インドでイスラム過激派が、大学で銃を乱射。


■テロ?大学で銃乱射 インドIT産業の中心地


◎【シンガポール=藤本欣也】インドの情報技術(IT)産業の中心地として知られる同国南部のバンガロールで二十八日、男が名門大学の講堂に乱入し自動小銃を発射、五人が死傷する事件が起きた。地元警察はテロの可能性を含め捜査しているが、外国企業が集まるインド随一のIT都市で起きた事件だけに、イメージ悪化を恐れる政府は市内警備の強化など対応に追われている。
 現地からの報道によると、事件は二十八日夜、バンガロールのインド科学大学院大で開かれていた国際会議の終了直後に発生。

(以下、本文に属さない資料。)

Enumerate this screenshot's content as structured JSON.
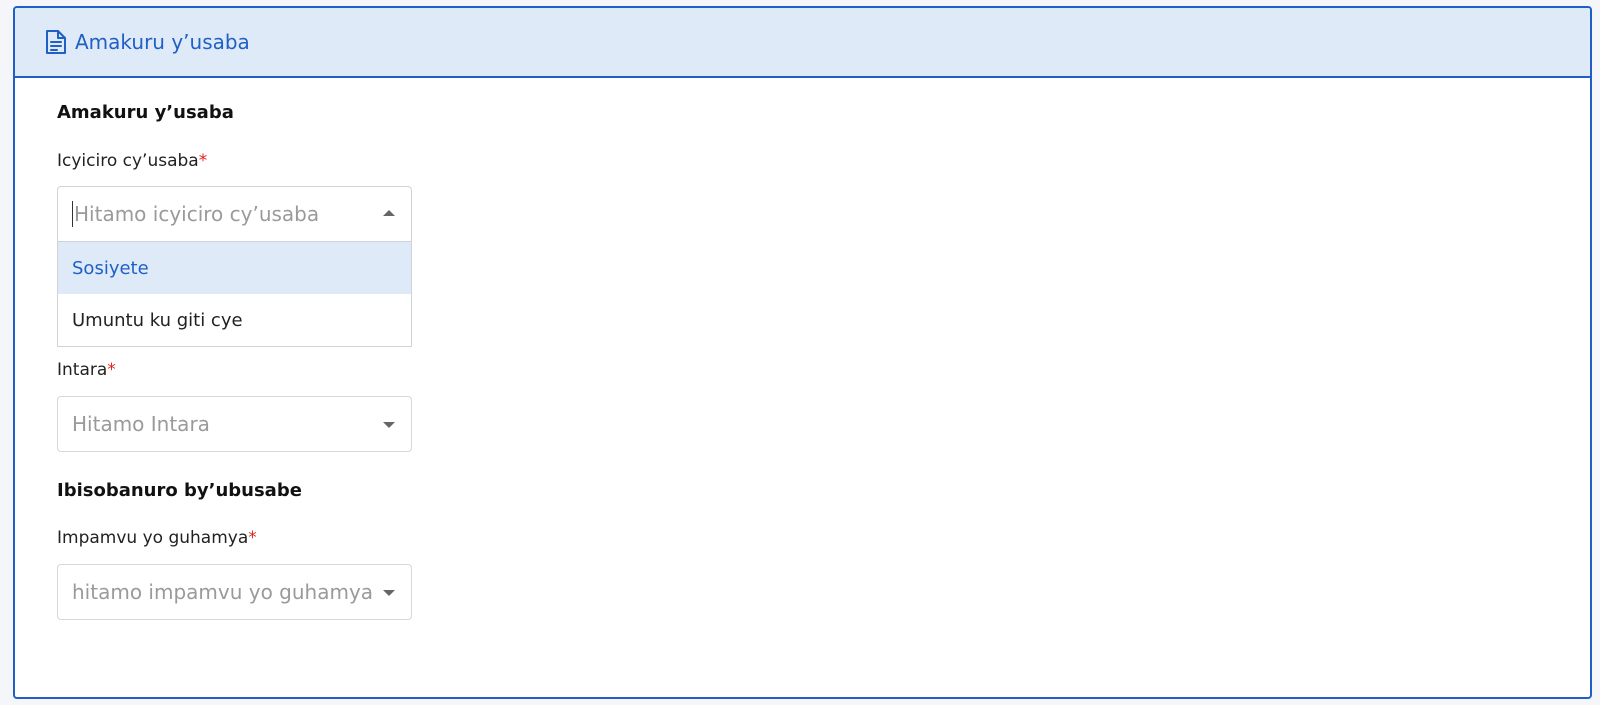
{
  "header": {
    "icon": "document-icon",
    "title": "Amakuru y’usaba",
    "accent_color": "#1f5fc6",
    "bg_color": "#deeaf7"
  },
  "sections": {
    "applicant": {
      "title": "Amakuru y’usaba",
      "category": {
        "label": "Icyiciro cy’usaba",
        "required_mark": "*",
        "placeholder": "Hitamo icyiciro cy’usaba",
        "open": true,
        "options": [
          "Sosiyete",
          "Umuntu ku giti cye"
        ],
        "highlighted_option": "Sosiyete"
      },
      "province": {
        "label": "Intara",
        "required_mark": "*",
        "placeholder": "Hitamo Intara"
      }
    },
    "request": {
      "title": "Ibisobanuro by’ubusabe",
      "reason": {
        "label": "Impamvu yo guhamya",
        "required_mark": "*",
        "placeholder": "hitamo impamvu yo guhamya"
      }
    }
  }
}
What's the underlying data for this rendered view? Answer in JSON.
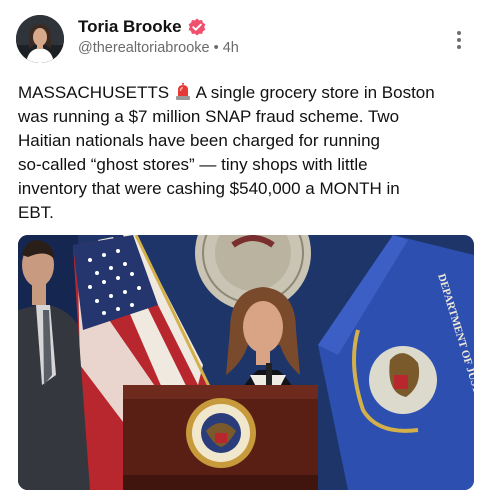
{
  "post": {
    "author_name": "Toria Brooke",
    "handle": "@therealtoriabrooke",
    "separator": "•",
    "time_ago": "4h",
    "text_before_icon": "MASSACHUSETTS ",
    "icon": "siren-emoji",
    "text_after_icon": " A single grocery store in Boston\nwas running a $7 million SNAP fraud scheme. Two\nHaitian nationals have been charged for running\nso-called “ghost stores” — tiny shops with little\ninventory that were cashing $540,000 a MONTH in\nEBT.",
    "media": {
      "podium_seal_text": "DEPARTMENT OF JUSTICE",
      "flag_text": "DEPARTMENT OF JUSTICE"
    }
  },
  "colors": {
    "verified_badge": "#f0506e",
    "doj_flag": "#2c4fb0",
    "podium": "#5a1f14"
  }
}
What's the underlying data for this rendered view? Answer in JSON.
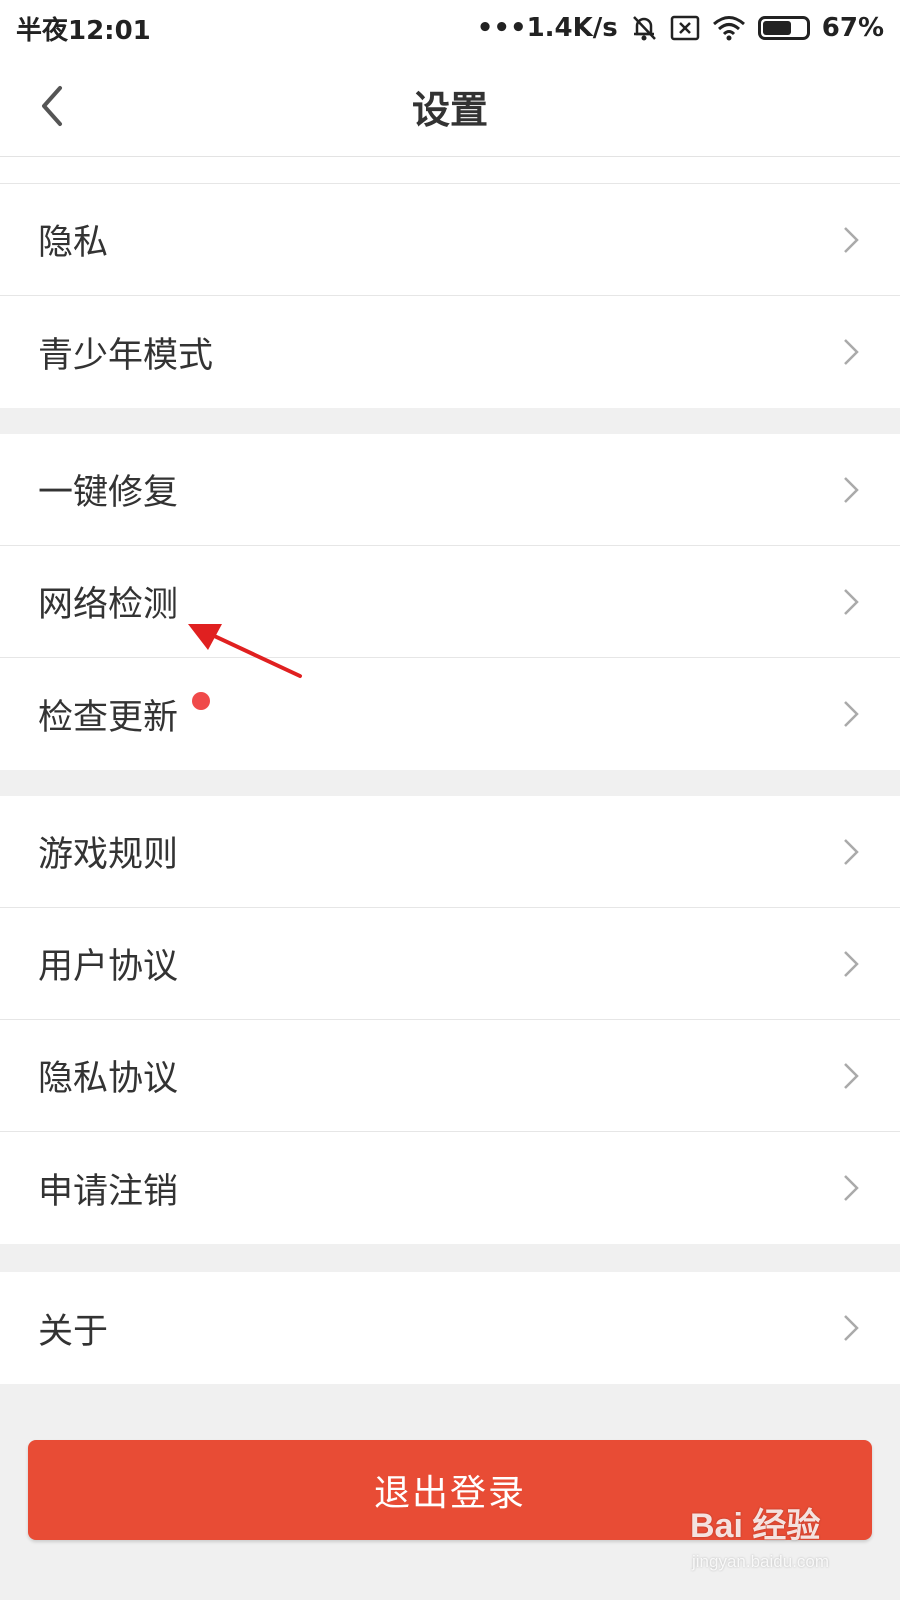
{
  "status_bar": {
    "time": "半夜12:01",
    "network_speed": "•••1.4K/s",
    "battery_percent": "67%",
    "battery_level": 0.67,
    "icons": [
      "bell-off-icon",
      "sim-off-icon",
      "wifi-icon",
      "battery-icon"
    ]
  },
  "nav": {
    "title": "设置",
    "back_icon": "chevron-left-icon"
  },
  "settings": {
    "group1": [
      {
        "label": "隐私"
      },
      {
        "label": "青少年模式"
      }
    ],
    "group2": [
      {
        "label": "一键修复"
      },
      {
        "label": "网络检测"
      },
      {
        "label": "检查更新",
        "badge": "red-dot"
      }
    ],
    "group3": [
      {
        "label": "游戏规则"
      },
      {
        "label": "用户协议"
      },
      {
        "label": "隐私协议"
      },
      {
        "label": "申请注销"
      }
    ],
    "group4": [
      {
        "label": "关于"
      }
    ]
  },
  "logout": {
    "label": "退出登录"
  },
  "watermark": {
    "brand": "Bai 经验",
    "url": "jingyan.baidu.com"
  },
  "colors": {
    "accent": "#e84c35",
    "badge": "#f04a4a",
    "annotation_arrow": "#e02020"
  }
}
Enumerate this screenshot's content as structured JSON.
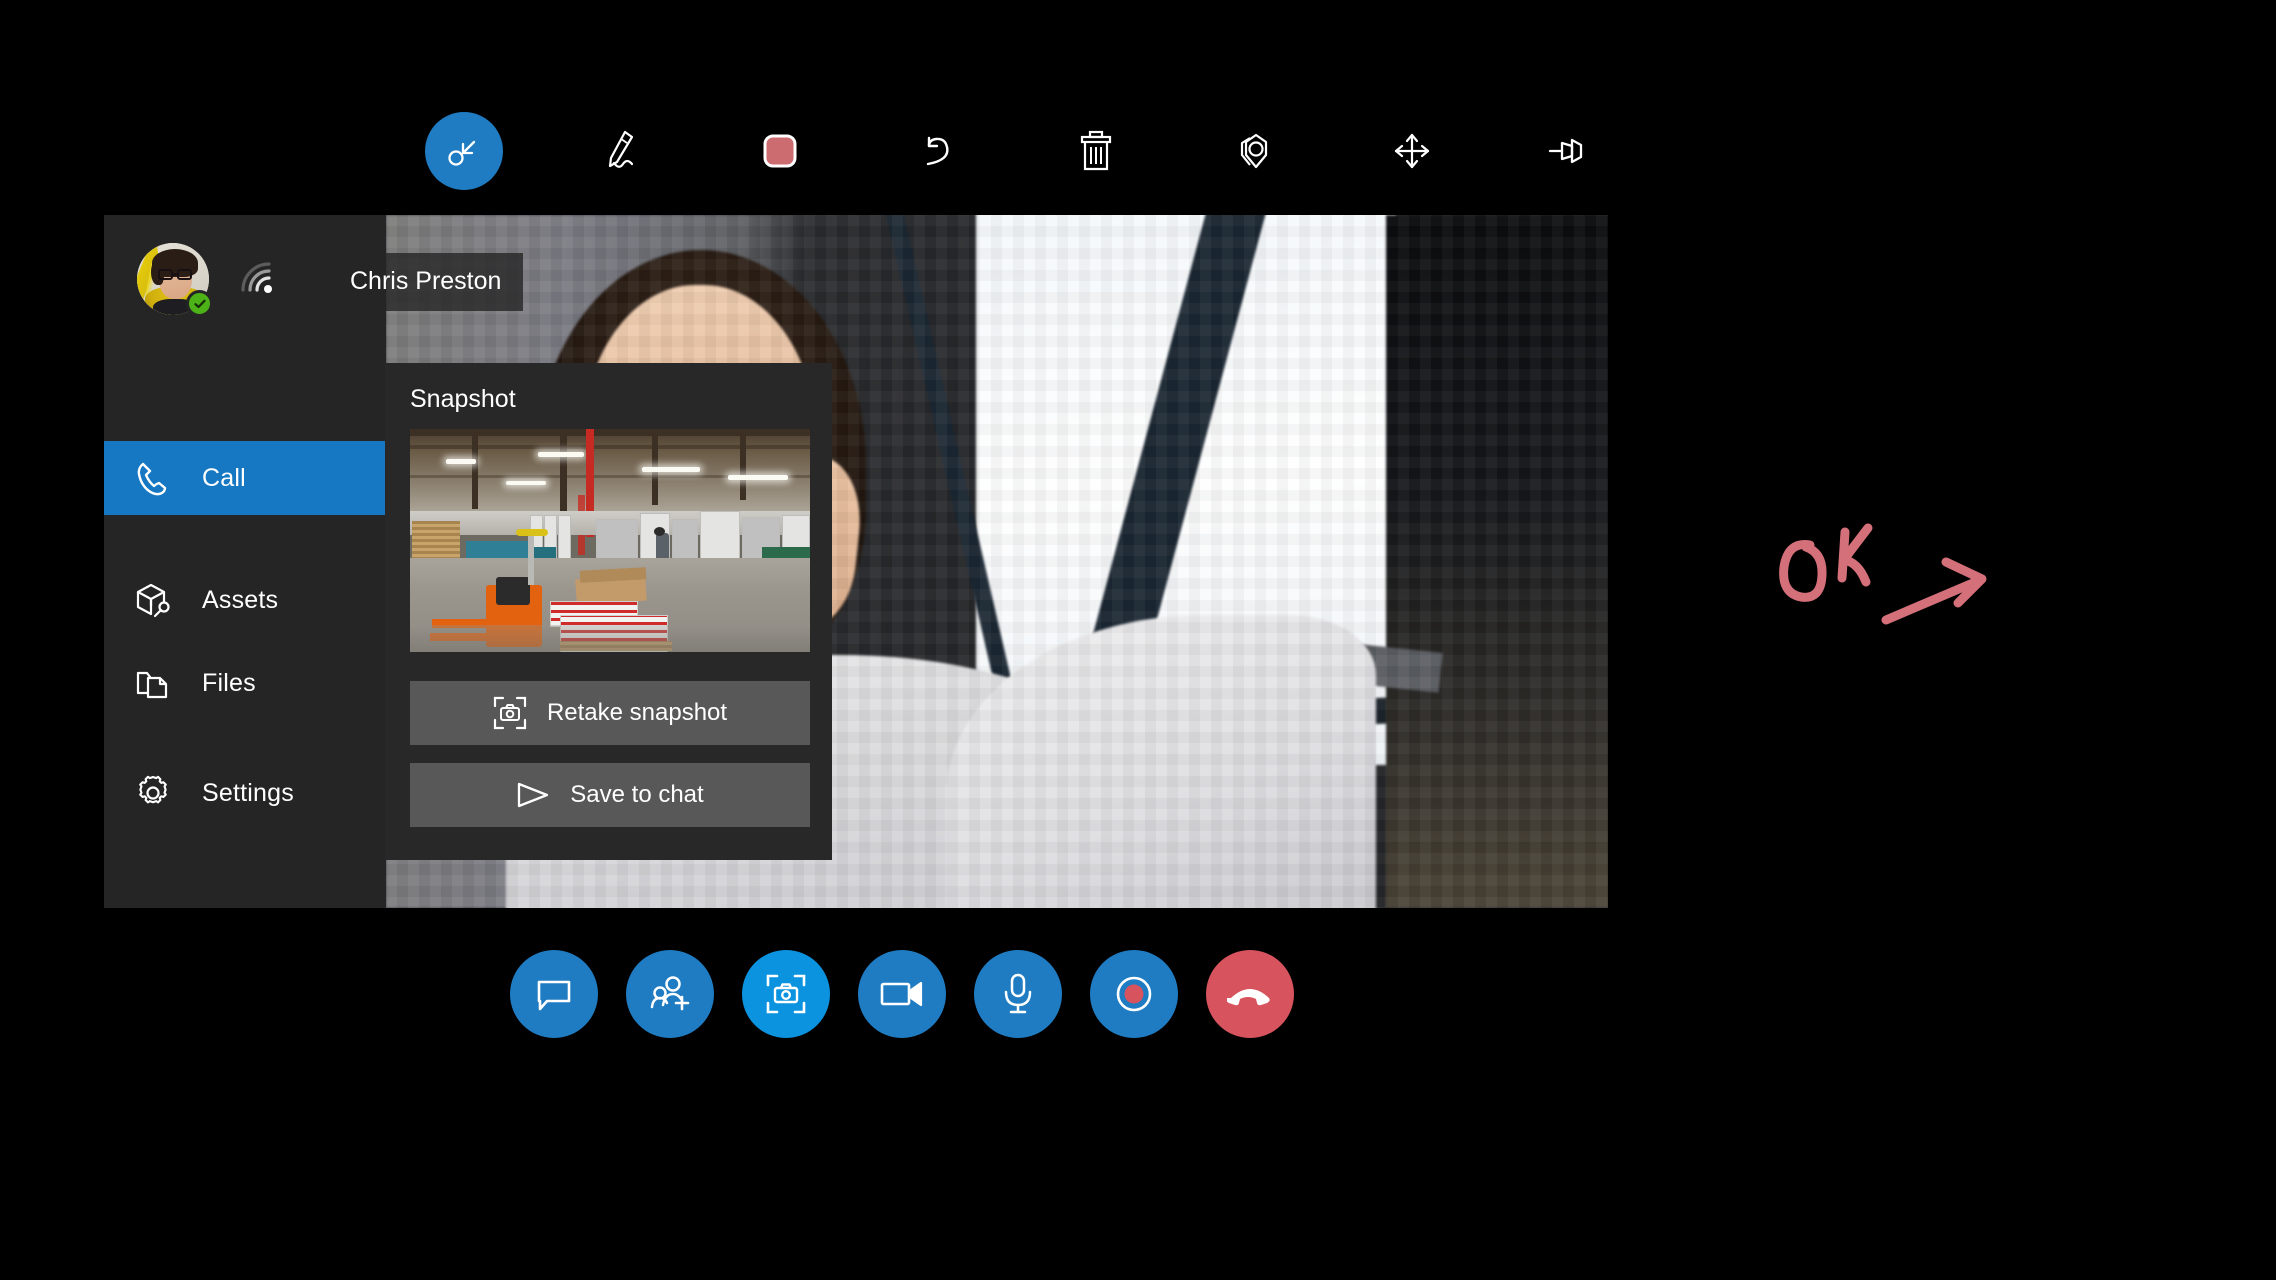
{
  "annotation_toolbar": {
    "tools": [
      {
        "name": "select-cursor-tool",
        "label": "Select",
        "active": true
      },
      {
        "name": "ink-pen-tool",
        "label": "Ink pen",
        "active": false
      },
      {
        "name": "ink-color-swatch",
        "label": "Ink color",
        "active": false,
        "color": "#cc6b70"
      },
      {
        "name": "undo-tool",
        "label": "Undo",
        "active": false
      },
      {
        "name": "delete-all-tool",
        "label": "Delete all ink",
        "active": false
      },
      {
        "name": "place-marker-tool",
        "label": "Place marker",
        "active": false
      },
      {
        "name": "move-toolbar-tool",
        "label": "Move toolbar",
        "active": false
      },
      {
        "name": "pin-toolbar-tool",
        "label": "Pin toolbar",
        "active": false
      }
    ]
  },
  "sidebar": {
    "presence_status": "available",
    "signal_label": "Connection signal",
    "items": [
      {
        "label": "Call",
        "icon": "phone-icon",
        "active": true
      },
      {
        "label": "Assets",
        "icon": "assets-box-icon",
        "active": false
      },
      {
        "label": "Files",
        "icon": "files-icon",
        "active": false
      },
      {
        "label": "Settings",
        "icon": "gear-icon",
        "active": false
      }
    ]
  },
  "video": {
    "participant_name": "Chris Preston"
  },
  "snapshot_panel": {
    "title": "Snapshot",
    "thumbnail_alt": "Warehouse floor with orange pallet jack and stacked printed boxes",
    "retake_label": "Retake snapshot",
    "save_label": "Save to chat"
  },
  "call_controls": [
    {
      "name": "chat-button",
      "label": "Chat",
      "style": "normal"
    },
    {
      "name": "add-participant-button",
      "label": "Add participant",
      "style": "normal"
    },
    {
      "name": "snapshot-button",
      "label": "Snapshot",
      "style": "bright"
    },
    {
      "name": "video-button",
      "label": "Video",
      "style": "normal"
    },
    {
      "name": "microphone-button",
      "label": "Microphone",
      "style": "normal"
    },
    {
      "name": "record-button",
      "label": "Record",
      "style": "normal"
    },
    {
      "name": "end-call-button",
      "label": "End call",
      "style": "danger"
    }
  ],
  "ink_annotation": {
    "text": "OK",
    "shape": "arrow pointing right",
    "color": "#d4707a"
  },
  "colors": {
    "accent_blue": "#1678c2",
    "bright_blue": "#0b93e0",
    "danger_red": "#d7545e",
    "sidebar_bg": "#252525",
    "panel_bg": "#282828",
    "button_bg": "#585858",
    "presence_green": "#4cb217",
    "ink_rose": "#d4707a"
  }
}
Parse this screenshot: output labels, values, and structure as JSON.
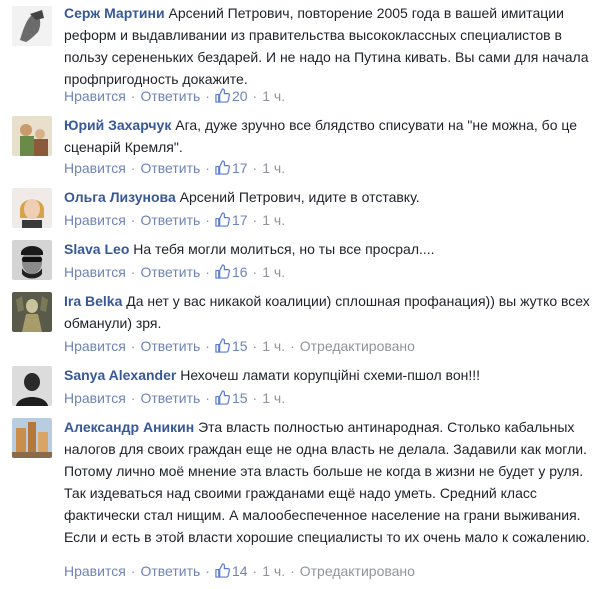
{
  "actions": {
    "like_label": "Нравится",
    "reply_label": "Ответить",
    "separator": "·",
    "edited_label": "Отредактировано"
  },
  "comments": [
    {
      "author": "Серж Мартини",
      "text": "Арсений Петрович, повторение 2005 года в вашей имитации реформ и выдавливании из правительства высококлассных специалистов в пользу серененьких бездарей. И не надо на Путина кивать. Вы сами для начала профпригодность докажите.",
      "likes": "20",
      "time": "1 ч.",
      "edited": false,
      "avatar_colors": [
        "#f2f2f2",
        "#6b6b6b"
      ]
    },
    {
      "author": "Юрий Захарчук",
      "text": "Ага, дуже зручно все блядство списувати на \"не можна, бо це сценарій Кремля\".",
      "likes": "17",
      "time": "1 ч.",
      "edited": false,
      "avatar_colors": [
        "#c9b38a",
        "#7a6a4a"
      ]
    },
    {
      "author": "Ольга Лизунова",
      "text": "Арсений Петрович, идите в отставку.",
      "likes": "17",
      "time": "1 ч.",
      "edited": false,
      "avatar_colors": [
        "#e8d7c8",
        "#d6a24a"
      ]
    },
    {
      "author": "Slava Leo",
      "text": "На тебя могли молиться, но ты все просрал....",
      "likes": "16",
      "time": "1 ч.",
      "edited": false,
      "avatar_colors": [
        "#d4d4d4",
        "#222222"
      ]
    },
    {
      "author": "Ira Belka",
      "text": "Да нет у вас никакой коалиции) сплошная профанация)) вы жутко всех обманули) зря.",
      "likes": "15",
      "time": "1 ч.",
      "edited": true,
      "avatar_colors": [
        "#6b6b5a",
        "#c9c29a"
      ]
    },
    {
      "author": "Sanya Alexander",
      "text": "Нехочеш ламати корупційні схеми-пшол вон!!!",
      "likes": "15",
      "time": "1 ч.",
      "edited": false,
      "avatar_colors": [
        "#dcdcdc",
        "#1f1f1f"
      ]
    },
    {
      "author": "Александр Аникин",
      "text": "Эта власть полностью антинародная. Столько кабальных налогов для своих граждан еще не одна власть не делала. Задавили как могли. Потому лично моё мнение эта власть больше не когда в жизни не будет у руля. Так издеваться над своими гражданами ещё надо уметь. Средний класс фактически стал нищим. А малообеспеченное население на грани выживания. Если и есть в этой власти хорошие специалисты то их очень мало к сожалению.",
      "likes": "14",
      "time": "1 ч.",
      "edited": true,
      "avatar_colors": [
        "#b9cde0",
        "#c98f4a"
      ]
    }
  ]
}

男が自動小銃を乱射し、会場にいた出席者約三百人のうち、インド工科大の教授一人が死亡したほか四人が負傷した。男は車で逃走したという。複数の共犯者がいたとみられている。現場には自動小銃一丁、手投げ弾一つなどが残されていた。
 地元警察の当局者はAP通信に対し、「テロ攻撃の可能性を排除できない」と指摘、イスラム過激派「ラシュカレトイバ」の関与の疑いもあるとみて捜査していることを明らかにした。
 ラシュカレトイバは、カシミール地方の分離独立を求めるテロ組織で、六十人以上の死者を出した十月下旬のニューデリーでの同時爆破テロに関与したとみられている。
 今回、現場となったインド科学大学院大は同国でトップクラスの総合大学院大として知られ、過去にノーベル賞受賞者らが輩出しているが、同大がラシュカレトイバの襲撃リストに入っていたとの情報もある。
 人口約六百万のバンガロールは「インドのシリコンバレー」と呼ばれ、内外のIT関連企業約千三百社が進出している。インドでのテロはこれまで、カシミール地方の紛争地やニューデリーなど政治の中心地が多かったのに対し、今回は、インドの高度成長を牽引(けんいん)する経済の中心都市がテロの標的となった可能性があり、政府は警戒を強めている。